To identify business
opportunities, risks and process improvements, you require good
understanding of how suppliers, distributors, retailers, ultimate end users,
joint venture partners, and even competitors interrelate. Depicting your
company's various relationships with suppliers, vendors, and customers
graphically in a "Value Web" can help your company leaders and advisers to
understand better how they integrate with each other. This would enable you
to plan the right balance of systems, to address both the front end and the
back end of your business.
Apply 80/20 Principle
The return on investment usually follows the
80/20 rule:
80% of the benefits will be found in the simplest 20% of the system. Most
software spends 80% of its time executing only 20% of the available
instructions...
More
Service-Oriented
Architecture (SOA)
Leading IT
organizations are organized around collections of related services,
rather than around vendor products. The goal of service-oriented architecture (SOA)

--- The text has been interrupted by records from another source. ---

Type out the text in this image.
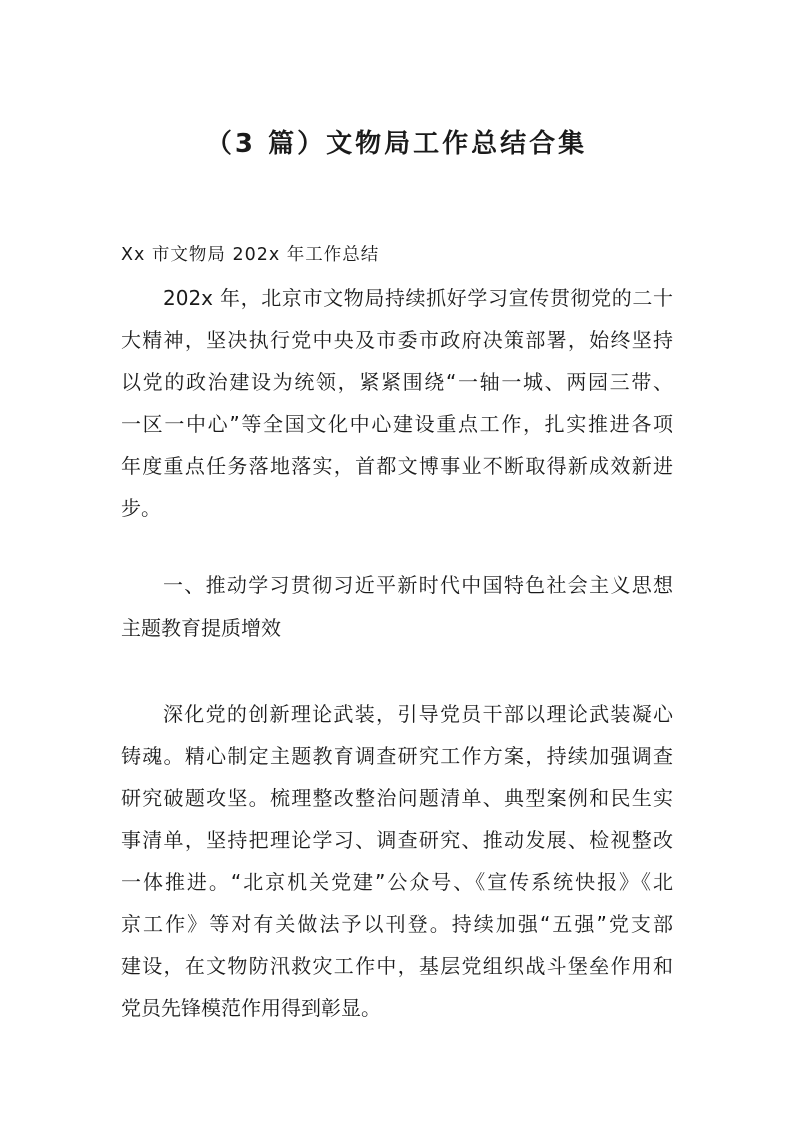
（3 篇）文物局工作总结合集
Xx 市文物局 202x 年工作总结
202x 年，北京市文物局持续抓好学习宣传贯彻党的二十
大精神，坚决执行党中央及市委市政府决策部署，始终坚持
以党的政治建设为统领，紧紧围绕“一轴一城、两园三带、
一区一中心”等全国文化中心建设重点工作，扎实推进各项
年度重点任务落地落实，首都文博事业不断取得新成效新进
步。
一、推动学习贯彻习近平新时代中国特色社会主义思想
主题教育提质增效
深化党的创新理论武装，引导党员干部以理论武装凝心
铸魂。精心制定主题教育调查研究工作方案，持续加强调查
研究破题攻坚。梳理整改整治问题清单、典型案例和民生实
事清单，坚持把理论学习、调查研究、推动发展、检视整改
一体推进。“北京机关党建”公众号、《宣传系统快报》《北
京工作》等对有关做法予以刊登。持续加强“五强”党支部
建设，在文物防汛救灾工作中，基层党组织战斗堡垒作用和
党员先锋模范作用得到彰显。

is to design and develop all the business functions that go into a software
application as independent "services," which can then be combined in
different ways to complete a number of different processes. Because the same
service can be used for different applications, it can be reused as
necessary. The result: a more efficient use of IT resources.
Enterprise
Application Integration (EAI)
EAI is software that enables
business process integration and business-to-business (B2B) collaboration by
allowing data sharing between unrelated systems in an organization and
beyond.
EAI enables business not only to unify information throughout an
enterprise, most importantly it also provides the flexibility to add
functionality, such as sales force management, customer relationship
management (CRM), or more,
without rendering existing systems obsolete. EAI serves as a
just-in-time information
manager that helps data move along as processes require.
Applications do not need to be
modified to connect to and share data through the EAI architecture.
Specifications and rules can be modified, accommodating changes in one
application without affecting the other systems or interfaces.